Enfin nous arrivâmes ; ma rivale descendit la première ; nous la suivîmes, madame de Miran et moi ; et madame Dorsin, qui m’embrassa la larme à l’œil, qui m’accabla de caresses et d’assurances d’amitié, resta dans le carrosse.

Mademoiselle Varthon, à qui il tardait d’être débarrassée de nous, sonna, fit un remercîment aussi froid que poli à ma mère : la porte s’ouvrit, et elle nous quitta.

Je me jetai alors entre les bras de madame de Miran, où je restai quelques instants sans force et sans parole.

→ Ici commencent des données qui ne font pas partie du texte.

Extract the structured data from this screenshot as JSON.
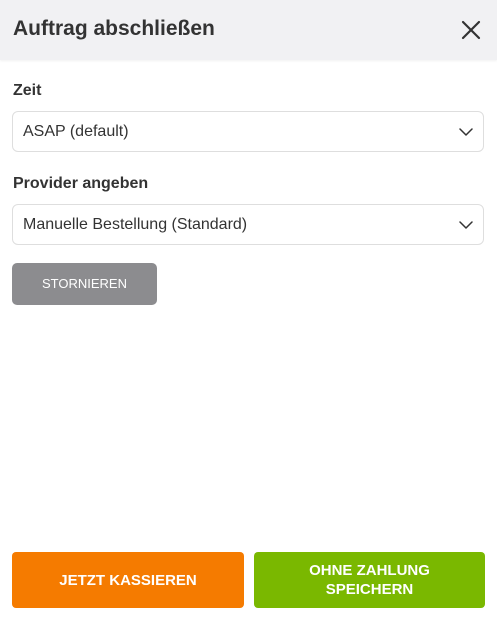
{
  "header": {
    "title": "Auftrag abschließen",
    "close_icon": "close-icon"
  },
  "time_field": {
    "label": "Zeit",
    "value": "ASAP (default)",
    "chevron_icon": "chevron-down-icon"
  },
  "provider_field": {
    "label": "Provider angeben",
    "value": "Manuelle Bestellung (Standard)",
    "chevron_icon": "chevron-down-icon"
  },
  "actions": {
    "cancel_label": "STORNIEREN",
    "pay_label": "JETZT KASSIEREN",
    "save_without_payment_label": "OHNE ZAHLUNG SPEICHERN"
  },
  "colors": {
    "header_bg": "#f1f1f3",
    "cancel_bg": "#8c8c8f",
    "pay_bg": "#f57b00",
    "save_bg": "#7ab800",
    "text": "#333333",
    "border": "#dedede"
  }
}
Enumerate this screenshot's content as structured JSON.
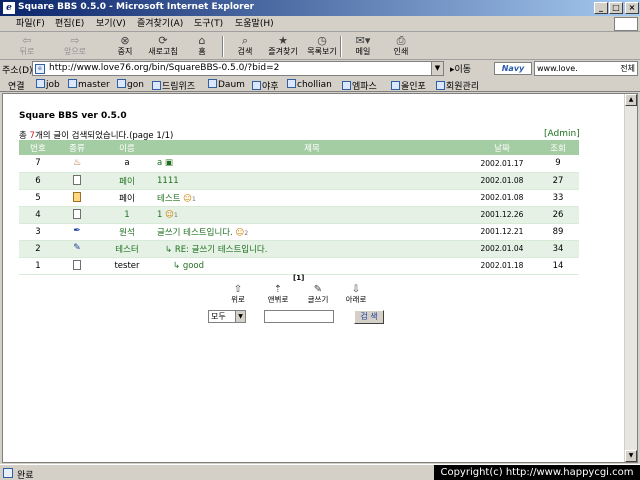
{
  "window": {
    "title": "Square BBS 0.5.0 - Microsoft Internet Explorer",
    "min_glyph": "_",
    "max_glyph": "□",
    "close_glyph": "×"
  },
  "menu": [
    "파일(F)",
    "편집(E)",
    "보기(V)",
    "즐겨찾기(A)",
    "도구(T)",
    "도움말(H)"
  ],
  "toolbar": {
    "back": "뒤로",
    "forward": "앞으로",
    "stop": "중지",
    "refresh": "새로고침",
    "home": "홈",
    "search": "검색",
    "favorites": "즐겨찾기",
    "history": "목록보기",
    "mail": "메일",
    "print": "인쇄"
  },
  "address": {
    "label": "주소(D)",
    "url": "http://www.love76.org/bin/SquareBBS-0.5.0/?bid=2",
    "go": "이동",
    "navy_logo": "Navy",
    "navy_search_value": "www.love.",
    "navy_search_all": "전체"
  },
  "links": {
    "label": "연결",
    "items": [
      "job",
      "master",
      "gon",
      "드림위즈",
      "Daum",
      "야후",
      "chollian",
      "엠파스",
      "올인포",
      "회원관리"
    ]
  },
  "page": {
    "title": "Square BBS ver 0.5.0",
    "count_prefix": "총 ",
    "count_num": "7",
    "count_suffix": "개의 글이 검색되었습니다.(page 1/1)",
    "admin_link": "[Admin]",
    "columns": [
      "번호",
      "종류",
      "이름",
      "제목",
      "날짜",
      "조회"
    ],
    "rows": [
      {
        "no": "7",
        "type": "cake",
        "name": "a",
        "subject": "a",
        "date": "2002.01.17",
        "views": "9"
      },
      {
        "no": "6",
        "type": "doc",
        "name": "페이",
        "subject": "1111",
        "date": "2002.01.08",
        "views": "27"
      },
      {
        "no": "5",
        "type": "img",
        "name": "페이",
        "subject": "테스트",
        "comments": "1",
        "date": "2002.01.08",
        "views": "33"
      },
      {
        "no": "4",
        "type": "doc",
        "name": "1",
        "subject": "1",
        "comments": "1",
        "date": "2001.12.26",
        "views": "26"
      },
      {
        "no": "3",
        "type": "pen",
        "name": "원석",
        "subject": "글쓰기 테스트입니다.",
        "comments": "2",
        "date": "2001.12.21",
        "views": "89"
      },
      {
        "no": "2",
        "type": "pen",
        "name": "테스터",
        "subject": "RE: 글쓰기 테스트입니다.",
        "reply": true,
        "date": "2002.01.04",
        "views": "34"
      },
      {
        "no": "1",
        "type": "doc",
        "name": "tester",
        "subject": "good",
        "reply": true,
        "date": "2002.01.18",
        "views": "14"
      }
    ],
    "page_indicator": "[1]",
    "nav": {
      "prev": "위로",
      "list": "앤뷔로",
      "write": "글쓰기",
      "next": "아래로"
    },
    "search_select": "모두",
    "search_button": "검 색"
  },
  "status": {
    "text": "완료",
    "copyright": "Copyright(c) http://www.happycgi.com"
  }
}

Cache tes pleurs, me dit-elle tout bas ; j’ai de la peine à retenir les miens. Adieu ; songe que tu es pour jamais ma fille, et que je te porte dans mon cœur. Je viendrai te voir demain ; discours qu’elle me tint de l’air du monde le plus abattu. Après quoi, je rentrai moi-même ; et pour vous rendre un compte bien exact de la disposition d’esprit où j’étais, je vous dirai que je rentrai plus attendrie qu’affligée.

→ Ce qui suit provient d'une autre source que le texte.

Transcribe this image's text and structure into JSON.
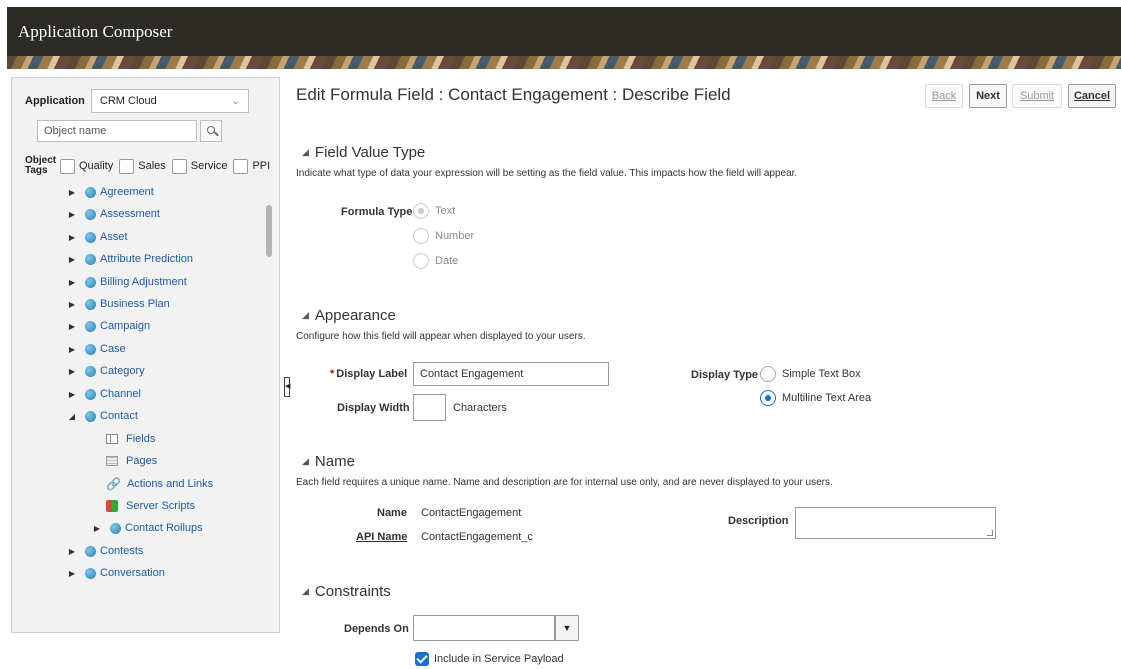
{
  "header": {
    "title": "Application Composer"
  },
  "sidebar": {
    "application_label": "Application",
    "application_value": "CRM Cloud",
    "search_placeholder": "Object name",
    "object_tags_label": "Object Tags",
    "tags": [
      "Quality",
      "Sales",
      "Service",
      "PPI"
    ],
    "tree": [
      {
        "label": "Agreement",
        "state": "collapsed"
      },
      {
        "label": "Assessment",
        "state": "collapsed"
      },
      {
        "label": "Asset",
        "state": "collapsed"
      },
      {
        "label": "Attribute Prediction",
        "state": "collapsed"
      },
      {
        "label": "Billing Adjustment",
        "state": "collapsed"
      },
      {
        "label": "Business Plan",
        "state": "collapsed"
      },
      {
        "label": "Campaign",
        "state": "collapsed"
      },
      {
        "label": "Case",
        "state": "collapsed"
      },
      {
        "label": "Category",
        "state": "collapsed"
      },
      {
        "label": "Channel",
        "state": "collapsed"
      },
      {
        "label": "Contact",
        "state": "expanded"
      },
      {
        "label": "Fields",
        "state": "child",
        "icon": "fields-icon"
      },
      {
        "label": "Pages",
        "state": "child",
        "icon": "pages-icon"
      },
      {
        "label": "Actions and Links",
        "state": "child",
        "icon": "links-icon"
      },
      {
        "label": "Server Scripts",
        "state": "child",
        "icon": "scripts-icon"
      },
      {
        "label": "Contact Rollups",
        "state": "child-collapsed"
      },
      {
        "label": "Contests",
        "state": "collapsed"
      },
      {
        "label": "Conversation",
        "state": "collapsed"
      }
    ]
  },
  "main": {
    "title": "Edit Formula Field : Contact Engagement : Describe Field",
    "buttons": {
      "back": "Back",
      "next": "Next",
      "submit": "Submit",
      "cancel": "Cancel"
    },
    "field_value_type": {
      "heading": "Field Value Type",
      "description": "Indicate what type of data your expression will be setting as the field value. This impacts how the field will appear.",
      "formula_type_label": "Formula Type",
      "options": [
        "Text",
        "Number",
        "Date"
      ],
      "selected": "Text"
    },
    "appearance": {
      "heading": "Appearance",
      "description": "Configure how this field will appear when displayed to your users.",
      "display_label_label": "Display Label",
      "display_label_value": "Contact Engagement",
      "display_width_label": "Display Width",
      "display_width_value": "",
      "characters_label": "Characters",
      "display_type_label": "Display Type",
      "display_type_options": [
        "Simple Text Box",
        "Multiline Text Area"
      ],
      "display_type_selected": "Multiline Text Area"
    },
    "name": {
      "heading": "Name",
      "description": "Each field requires a unique name. Name and description are for internal use only, and are never displayed to your users.",
      "name_label": "Name",
      "name_value": "ContactEngagement",
      "api_name_label": "API Name",
      "api_name_value": "ContactEngagement_c",
      "description_label": "Description",
      "description_value": ""
    },
    "constraints": {
      "heading": "Constraints",
      "depends_on_label": "Depends On",
      "depends_on_value": "",
      "include_payload_label": "Include in Service Payload",
      "include_payload_checked": true
    }
  },
  "colors": {
    "header_bg": "#2d2b26",
    "link": "#1f5aa6",
    "accent": "#1a6fd6"
  }
}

Et, dans le fond, c’était assez là comme je devais être. Je laissais madame de Miran dans la douleur ; madame Dorsin venait de m’embrasser les larmes aux yeux ; mon infidèle lui-même était troublé ; il en avait donné des marques sensibles en nous quittant. Mon aventure remuait donc les trois cœurs qui m’étaient les plus chers, auxquels le mien tenait le plus, et qu’il m’était le plus consolant d’inquiéter. Vous voyez que mon affaire devenait la leur, et ce n’était point là être si à plaindre ; je n’étais donc pas sans secours sur la terre ; on ne m’y faisait point verser de larmes sans conséquence ; j’y voyais du moins des âmes qui honoraient assez la mienne pour s’occuper d’elle, pour se reprocher de l’avoir attristée, ou pour s’affliger de ce qui l’affligeait. Et toutes ces idées-là ont bien de la douceur ; elles en avaient tant pour moi, que je pleurais moins par chagrin, je pense, que par mignardise.